Wednesday, 3 July 2013

Beyond Data Mining: Knowledge Mining


We live in the digital age. The flow of data is truly impressive. Statistics inform us that each year we generate more data than the past generations did in decades. But the problem is that Information Technology (IT) has concentrated on simply automating old ways of thinking, creating bottlenecks and problems we didn't even imagine, and not really inventing new processes or approaches. There is little innovation going on in the IT arena. But one thing is certain, we are drowning in data and we're thirsty for knowledge. The problem is not simply storage (disk space is cheap). The big deal is how to extract workable knowledge out of all this data. A few examples:

Every 60 seconds there are:

  • 170 million emails
  • 700000 search queries
Every day: there are:

  • 15 petabytes of new information
  • 7 trillion text messages
The amount of data generated by everything that forms part of the economy is astronomical. People are speaking of Big Data. But a new problem emerges. We must resort to new means of analyzing this mass of data and turning it into something useful. Simply storing huge amounts of numbers is not equivalent to progress.  As the state of our global economy shows, conventional means of data analysis, coupled with simulation (the so called Business Analytics) are a bit outdated. To say the least. Old paradigms don't scale. What is the alternative?

Turn data into structure

Structure is the overture to knowledge. But what is knowledge? What is a "body of knowledge"? Setting aside ontological hairsplitting, we could say that a body of knowledge is equivalent to a structured and dynamic set of inter-related rules. The rules can be crisp or fuzzy or both. But the key here is structure. Structure is the skeleton upon which a certain body of knowledge can be further expanded, refined, modified (this is why we say "dynamic"). One could say that structure forms the basis of a model or of a theory. Today there exist many ways of extracting structure from data. Statistics is one way. Building models based on data is another. But because building models and mishandling of statistics has contributed to the destruction of a big chunk of our economy, we have invented a new method of identifying structure in data - a model-free method, which if free of statistics and building models. A method which is "natural" and unbiased.

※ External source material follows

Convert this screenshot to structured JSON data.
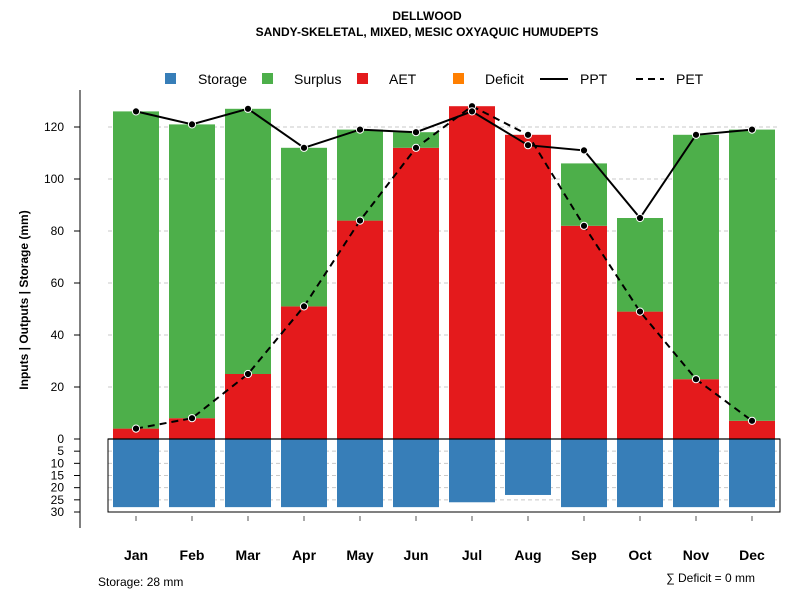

Consider a piece of ordinary data (such as that managed by accountants in any corporation or a bank, or by an investor):

The data (only a portion is illustrated) has this structure, known as a Business Structure Map:

What the map illustrates is the complete set of dependencies (we like the word "relations") between the business parameters. These relations are, de facto, rules. Rules of the type "if A increases then B decreases". So the above map does represent a body of knowledge. In this particular example it represents the knowledge of the functioning of a large multinational software firm as reflected in the financials it publishes on a quarterly basis. In order to understand how to navigate such maps read here. It is easy and intuitive.

The point now is this. When you make decisions based on data, such as the example illustrated above, what do you do about its structure? Do you take it into account? Probably not. Many managers do have a feeling of how their companies work. But intuition is one thing, science is another. In turbulence, intuition, even when backed by years of successful practice, can fail. See the global economy meltdown. We say that:

There should be a Business Structure Map on the table during every Board Meeting

The above map has around two dozen parameters and about a hundred rules. In our quarterly analysis of the Eurozone economy, we analyze a total of 648 parameters (24 parameters for each of the 27 member states). The corresponding Business Structure Map has approximately forty thousand rules! That gives an idea of the immense difficulty which fixing the EU will entail.

Knowledge Mining, NOT Data Mining!

The big deal, however, is not just knowledge through structure. It is also about mapping gigabytes of data of data onto megabytes needed to store a Business Structure Map. The degree of condensation is phenomenal.
But there is more. Model-free methods. Because model-free methods, which are employed to build Structure Maps, don't require you build math models on top of your data, they take you  to the next level. What you get is this:

  • understanding of the structure of data - relationships, topology, hubs, information flow patterns, etc. Structure, not hundreds of pie charts, plots or surfaces.
  • new means of parameter ranking
  • transformation of terabytes of data into megabytes of knowledge
  • measures of complexity and critical complexity
  • measures of resilience and fragility
  • global patterns

The most important of these is understanding. In order to understand Nature better we must analyze the data is provides us with in its pure form, not using methods which warp and distort the information it carries. With statistical (and other) techniques it is incredibly easy to destroy information. Model-free methods preserve information in its original form and shape. Building models is NOT the only way to proceed.